Depuis les années 1980, le site a été rendu à la nature. Il est devenu une réserve naturelle domaniale en 1987 et a été classé en 1990. Il figure également sur la liste du patrimoine exceptionnel de Wallonie, en raison de ses nombreux atouts dans divers domaines. La Malogne est avant tout un site d’intérêt en tant que haut lieu d’archéologie industrielle, mais possède aussi une valeur sociologique en permettant d’entretenir la mémoire collective et de contribuer à l’histoire industrielle et technique.
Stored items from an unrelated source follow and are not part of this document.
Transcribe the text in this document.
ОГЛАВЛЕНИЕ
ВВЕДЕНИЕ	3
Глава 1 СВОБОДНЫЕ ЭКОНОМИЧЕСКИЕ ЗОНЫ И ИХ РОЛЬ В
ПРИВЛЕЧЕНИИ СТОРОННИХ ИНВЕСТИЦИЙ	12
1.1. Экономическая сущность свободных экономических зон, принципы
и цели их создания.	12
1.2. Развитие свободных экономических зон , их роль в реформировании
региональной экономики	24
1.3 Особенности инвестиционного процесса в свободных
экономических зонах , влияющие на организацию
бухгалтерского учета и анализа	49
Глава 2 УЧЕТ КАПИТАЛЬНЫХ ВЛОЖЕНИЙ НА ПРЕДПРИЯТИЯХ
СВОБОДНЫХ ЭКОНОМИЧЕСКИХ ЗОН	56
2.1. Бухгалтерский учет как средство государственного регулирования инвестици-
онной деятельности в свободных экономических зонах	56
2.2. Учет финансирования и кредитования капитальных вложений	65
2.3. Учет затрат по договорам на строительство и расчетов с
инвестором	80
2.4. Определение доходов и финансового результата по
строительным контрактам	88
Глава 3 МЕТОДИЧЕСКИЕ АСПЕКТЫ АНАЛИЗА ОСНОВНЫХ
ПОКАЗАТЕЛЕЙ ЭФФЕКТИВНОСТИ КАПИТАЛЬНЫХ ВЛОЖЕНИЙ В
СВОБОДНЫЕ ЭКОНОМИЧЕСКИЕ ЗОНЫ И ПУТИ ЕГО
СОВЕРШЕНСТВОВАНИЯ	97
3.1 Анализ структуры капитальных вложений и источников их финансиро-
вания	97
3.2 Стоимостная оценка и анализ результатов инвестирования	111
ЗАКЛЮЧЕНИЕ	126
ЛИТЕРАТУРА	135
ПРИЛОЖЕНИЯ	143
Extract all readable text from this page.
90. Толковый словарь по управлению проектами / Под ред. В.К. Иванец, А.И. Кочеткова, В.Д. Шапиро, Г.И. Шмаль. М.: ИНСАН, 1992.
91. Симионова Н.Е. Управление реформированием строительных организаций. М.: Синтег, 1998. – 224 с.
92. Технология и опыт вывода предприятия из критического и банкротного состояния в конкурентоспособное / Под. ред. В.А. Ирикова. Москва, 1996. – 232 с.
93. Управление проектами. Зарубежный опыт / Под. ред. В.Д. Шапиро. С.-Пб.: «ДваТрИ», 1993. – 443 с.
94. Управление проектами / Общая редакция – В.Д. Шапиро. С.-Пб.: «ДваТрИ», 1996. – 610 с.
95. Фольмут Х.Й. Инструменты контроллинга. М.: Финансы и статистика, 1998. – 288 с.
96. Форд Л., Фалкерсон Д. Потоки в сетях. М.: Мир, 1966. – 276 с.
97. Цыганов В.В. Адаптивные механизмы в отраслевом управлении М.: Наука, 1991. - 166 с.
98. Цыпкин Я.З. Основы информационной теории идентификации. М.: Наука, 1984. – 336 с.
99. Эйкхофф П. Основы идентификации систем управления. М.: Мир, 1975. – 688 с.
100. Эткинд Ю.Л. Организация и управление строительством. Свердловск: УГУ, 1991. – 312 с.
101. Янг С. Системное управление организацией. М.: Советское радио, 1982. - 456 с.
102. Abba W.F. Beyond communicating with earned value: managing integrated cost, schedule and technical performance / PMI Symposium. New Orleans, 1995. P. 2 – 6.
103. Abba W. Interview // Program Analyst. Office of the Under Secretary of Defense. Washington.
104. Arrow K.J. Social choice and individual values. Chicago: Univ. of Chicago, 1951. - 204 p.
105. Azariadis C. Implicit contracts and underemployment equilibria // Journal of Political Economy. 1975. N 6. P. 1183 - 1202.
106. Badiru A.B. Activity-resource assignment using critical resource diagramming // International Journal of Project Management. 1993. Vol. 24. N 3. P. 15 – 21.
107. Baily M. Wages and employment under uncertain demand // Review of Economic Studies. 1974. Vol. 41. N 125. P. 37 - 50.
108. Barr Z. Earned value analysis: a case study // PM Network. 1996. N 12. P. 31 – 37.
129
Les carrières possèdent également un indéniable intérêt hydrologique. Comme bien d’autres sites d’extraction souterraine, leur exploitation était accompagnée d’un pompage incessant. L’arrêt des activités a entraîné la montée des eaux dans une partie du réseau, formant un lac souterrain d’une centaine de mètres de large sur deux kilomètres. La Malogne abrite dès lors une réserve d’eau potable de 800 000 m³ à protéger à tout prix : ce volume astronomique correspond en effet à près de 10 % de la production d’eau de toute la Belgique.

À côté de cette importance hydrologique, le site possède un évident intérêt géologique : il permet l’étude de la transition entre l’Ère secondaire (qui se termine avec le Crétacé) et l’Ère tertiaire, mais aussi d’analyser des phénomènes comme les perturbations tectoniques. La Malogne intéresse également les paléontologues, qui y ont trouvé quantité de fossiles allant des coquilles d’invertébrés aux squelettes de grands reptiles. C’est à Ciply que les plus beaux spécimens de mosasaures ont été découverts en 1885. Enfin, ce site d’intérêt biologique fournit de nos jours un environnement particulier à une faune d’une grande variété. Chaque hiver, plus d’un millier de chauve-souris d’une dizaine d’espèces différentes viennent y trouver refuge.
Non visitables, protégées pour les générations futures, les anciennes carrières de la Malogne sont à la fois une pépite de notre patrimoine et l’un des sites les moins connus de la région.

 

 Les galeries, d’une profondeur de 60 m maximum, forment un véritable labyrinthe souterrain. ©Guy Focant

Phosphore ou Phosphate ?

Le phosphore est un élément chimique, portant le numéro 15 et représenté par le symbole P sur le tableau de Mendeleïev. Naturellement présent sur terre, on le trouve souvent dans les mines, qui sont en grande partie constituées de dépôts organiques fossiles d’animaux marins ou lacustres. Il est extrait du sous-sol afin d’être transformé à l’acide pour en donner une forme oxydée qu’on appelle le phosphate. Celui-ci est soluble dans l’eau et peut dès lors être utilisé en agriculture comme fertilisant minéral. Site d’extraction de phosphate, les carrières sont devenues un lieu de mémoire sociale et industrielle caractéristique du Borinage.

Après l’arrêt des activités de pompage, la Malogne est devenue une réserve hydrologique stratégique. ©Guy Focant

Une protection indispensable

Les multiples intérêts des anciennes carrières de la Malogne ont entraîné leur surveillance constante. C’est la raison pour laquelle elles sont interdites d’accès. On peut toutefois y pénétrer de manière exceptionnelle, notamment à l’occasion des Journées du patrimoine. Le périmètre du site en surface (7,56 ha) a été clôturé et des panneaux informant le public de ce statut de protection ont été placés en divers endroits. Depuis 1986, la gestion des carrières a été confiée à l’asbl Malogne, créée au sein du service de géologie fondamentale et appliquée de la faculté polytechnique de Mons et dont le but est d’étudier, de sauvegarder et de préserver les sites géologiques du bassin montois. L’asbl organise notamment des visites du terril
de l’Héribus, sur réservation pour les groupes de minimum 20 personnes.